The Court has been acting not as a judicial body, but as a policy-making body. (audio link)

In this case, there's no pause after the unreduced a, or anywhere else in the phrase "a judicial body", but he does pause in "a policy-making ___ body".

A little later he gives two phrases in apposition where the first has a reduced a and the second an unreduced one:

The Court in addition to the proper use of its judicial functions
has improperly set itself up as a third house of the Congress
a super-legislature,
as one of the justices has called it (audio link)

In this case, he pauses in the middle of the phrase with the unreduced a: "a super ___ legislature".

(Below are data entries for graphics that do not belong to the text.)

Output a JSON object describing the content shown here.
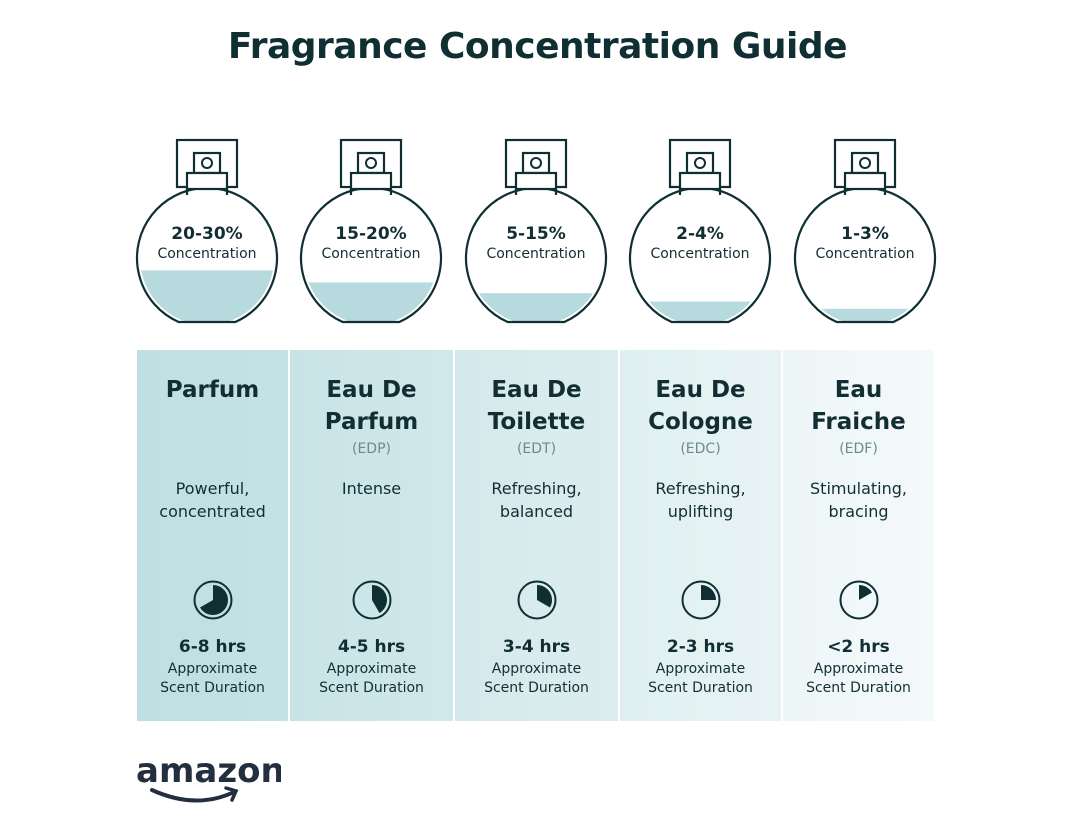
{
  "title": "Fragrance Concentration Guide",
  "concentration_label": "Concentration",
  "duration_label_line1": "Approximate",
  "duration_label_line2": "Scent Duration",
  "colors": {
    "text": "#0f2f33",
    "liquid": "#b6dadd",
    "panel_dark": "#bddfe2",
    "panel_light": "#f0f7f8"
  },
  "types": [
    {
      "percent": "20-30%",
      "fill_level": 0.38,
      "name_line1": "Parfum",
      "name_line2": "",
      "abbr": "",
      "desc_line1": "Powerful,",
      "desc_line2": "concentrated",
      "hours": "6-8 hrs",
      "clock_fraction": 0.667
    },
    {
      "percent": "15-20%",
      "fill_level": 0.28,
      "name_line1": "Eau De",
      "name_line2": "Parfum",
      "abbr": "(EDP)",
      "desc_line1": "Intense",
      "desc_line2": "",
      "hours": "4-5 hrs",
      "clock_fraction": 0.417
    },
    {
      "percent": "5-15%",
      "fill_level": 0.19,
      "name_line1": "Eau De",
      "name_line2": "Toilette",
      "abbr": "(EDT)",
      "desc_line1": "Refreshing,",
      "desc_line2": "balanced",
      "hours": "3-4 hrs",
      "clock_fraction": 0.333
    },
    {
      "percent": "2-4%",
      "fill_level": 0.12,
      "name_line1": "Eau De",
      "name_line2": "Cologne",
      "abbr": "(EDC)",
      "desc_line1": "Refreshing,",
      "desc_line2": "uplifting",
      "hours": "2-3 hrs",
      "clock_fraction": 0.25
    },
    {
      "percent": "1-3%",
      "fill_level": 0.06,
      "name_line1": "Eau",
      "name_line2": "Fraiche",
      "abbr": "(EDF)",
      "desc_line1": "Stimulating,",
      "desc_line2": "bracing",
      "hours": "<2 hrs",
      "clock_fraction": 0.167
    }
  ],
  "logo": {
    "text": "amazon"
  }
}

And a bit later, there's a list where the first two instances of a in "a Chief Justice" are reduced while the third one is unreduced:

President Taft appointed five members
and named a Chief Justice;
President Wilson, three;
President Harding, four,
including a Chief Justice;
President Coolidge, one;
President Hoover, three,
including a Chief Justice. (audio link)

Go figure. Anyhow, Chris Waigl and I are still gathering data on this phenomenon -- you may have noted some interesting pronunciations of the in these FDR audio clips as well -- and you'll hear more from us on this over time. I'll admit, though, that I've posted about this speech because I thought the content was an interesting counterpoint to the current debate over judicial philosophy. I learned in high school about Roosevelt's attempt to add six justices to the Supreme Court, in order to overcome judicial resistance to his legislative agenda. I didn't know that he used this "courts should not legislate" rhetoric, though of course it makes perfect sense.